DDP Strategy Does Not Automatically Shard Batch Sizes Despite Documentation Claims

Issue Description

The Lightning documentation claims that DDP automatically shards both datasets and batch sizes, but experimental testing shows that only dataset sharding works automatically. Batch sizes are not automatically divided across GPUs, preventing users from achieving expected speedup from multi-GPU training.

Expected Behavior (According to Documentation)

According to the GPU training documentation:

"Each GPU gets visibility into a subset of the overall dataset. It will only ever see that subset."

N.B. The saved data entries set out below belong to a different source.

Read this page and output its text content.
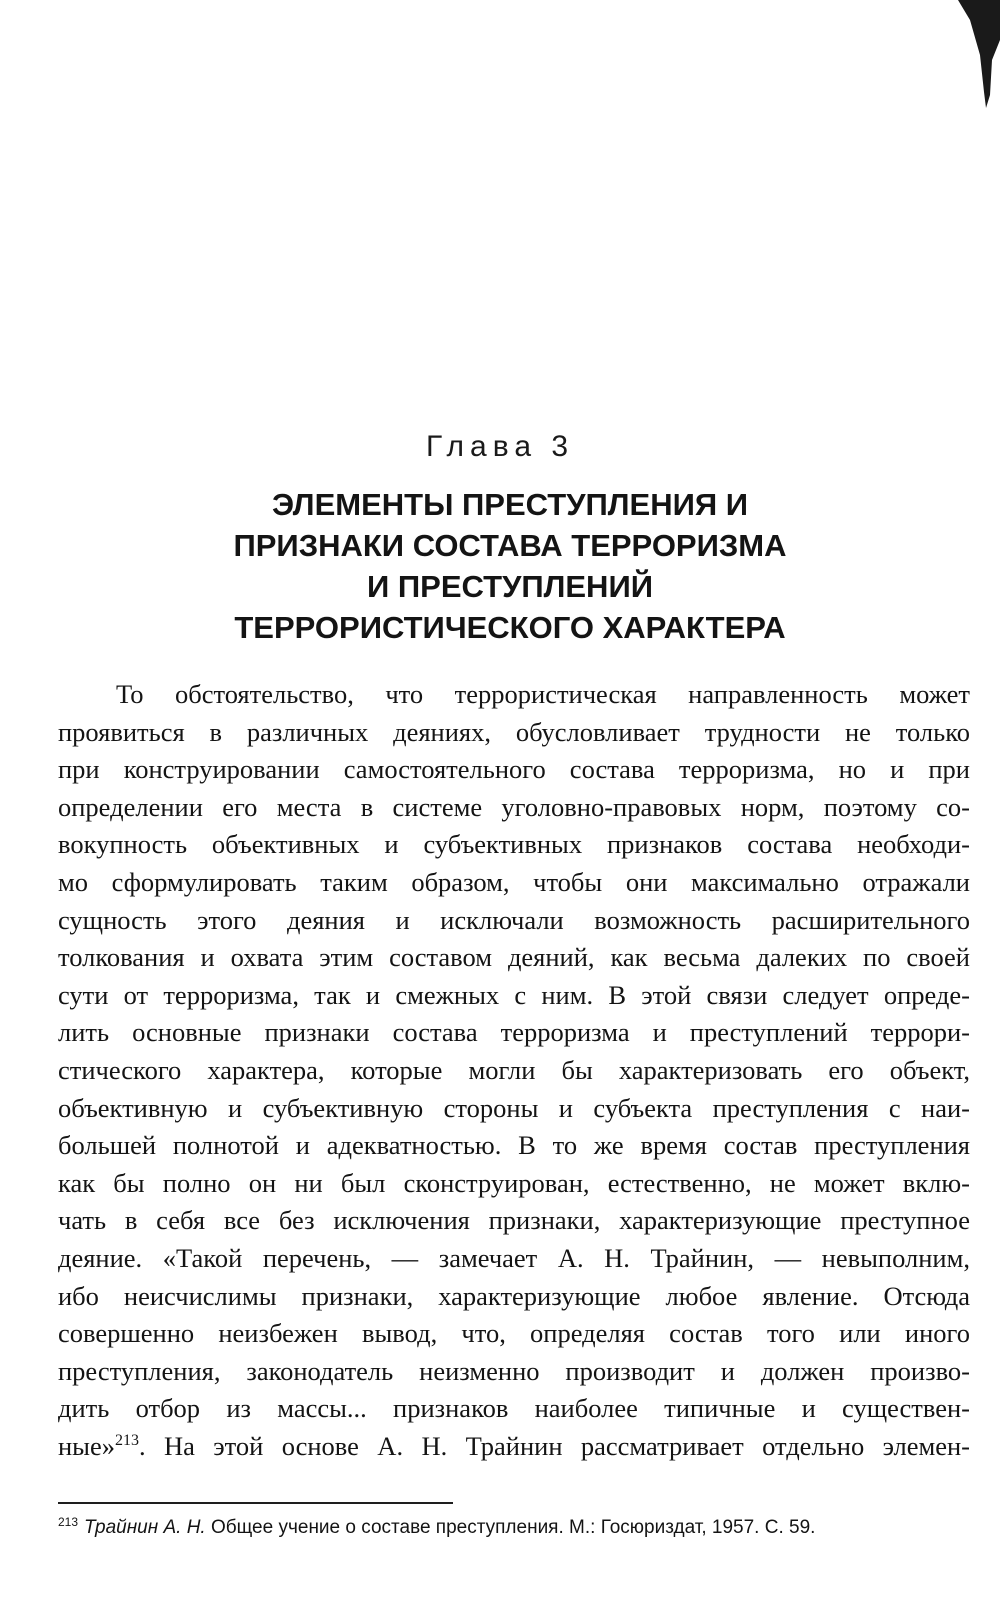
Глава 3
ЭЛЕМЕНТЫ ПРЕСТУПЛЕНИЯ И
ПРИЗНАКИ СОСТАВА ТЕРРОРИЗМА
И ПРЕСТУПЛЕНИЙ
ТЕРРОРИСТИЧЕСКОГО ХАРАКТЕРА
То обстоятельство, что террористическая направленность может
проявиться в различных деяниях, обусловливает трудности не только
при конструировании самостоятельного состава терроризма, но и при
определении его места в системе уголовно-правовых норм, поэтому со-
вокупность объективных и субъективных признаков состава необходи-
мо сформулировать таким образом, чтобы они максимально отражали
сущность этого деяния и исключали возможность расширительного
толкования и охвата этим составом деяний, как весьма далеких по своей
сути от терроризма, так и смежных с ним. В этой связи следует опреде-
лить основные признаки состава терроризма и преступлений террори-
стического характера, которые могли бы характеризовать его объект,
объективную и субъективную стороны и субъекта преступления с наи-
большей полнотой и адекватностью. В то же время состав преступления
как бы полно он ни был сконструирован, естественно, не может вклю-
чать в себя все без исключения признаки, характеризующие преступное
деяние. «Такой перечень, — замечает А. Н. Трайнин, — невыполним,
ибо неисчислимы признаки, характеризующие любое явление. Отсюда
совершенно неизбежен вывод, что, определяя состав того или иного
преступления, законодатель неизменно производит и должен произво-
дить отбор из массы... признаков наиболее типичные и существен-
ные»$^{213}$. На этой основе А. Н. Трайнин рассматривает отдельно элемен-
$^{213}$ Трайнин А. Н. Общее учение о составе преступления. М.: Госюриздат, 1957. С. 59.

This suggests that DDP should automatically:

  1. Shard the dataset (different data per GPU) ✅ Works
  2. Shard the batch size (smaller batches per GPU) ❌ Does NOT work

Actual Behavior

When using strategy="ddp" or DDPStrategy() with multiple GPUs:

  • Dataset sharding works: Each GPU gets different data (confirmed by different input/target values)
  • Gradient synchronization works: Weight matrices remain identical across GPUs (confirmed by weight norm checks)
  • Batch size sharding does NOT work: Each GPU processes the full batch size instead of batch_size / num_gpus

Reproduction Steps

import lightning.pytorch as pl
from lightning.pytorch.strategies import DDPStrategy
from pytorch_lightning import LightningModule, Trainer
from torch import nn
from torch.utils.data import DataLoader, TensorDataset
import torch

class SimpleModel(LightningModule):
    def __init__(self):
        super().__init__()
        self.layer = nn.Linear(10, 1)

    def forward(self, x):
        return self.layer(x)

    def training_step(self, batch, batch_idx):
        x, y = batch
        y_hat = self(x)
        loss = nn.functional.mse_loss(y_hat, y)
        
        if batch_idx == 0:
            print(f"[Rank {self.global_rank}] Batch shape: {x.shape}")
            print(f"[Rank {self.global_rank}] First element: {x[0, 0].item():.6f}")
        
        return loss

    def configure_optimizers(self):
        return torch.optim.SGD(self.parameters(), lr=0.01)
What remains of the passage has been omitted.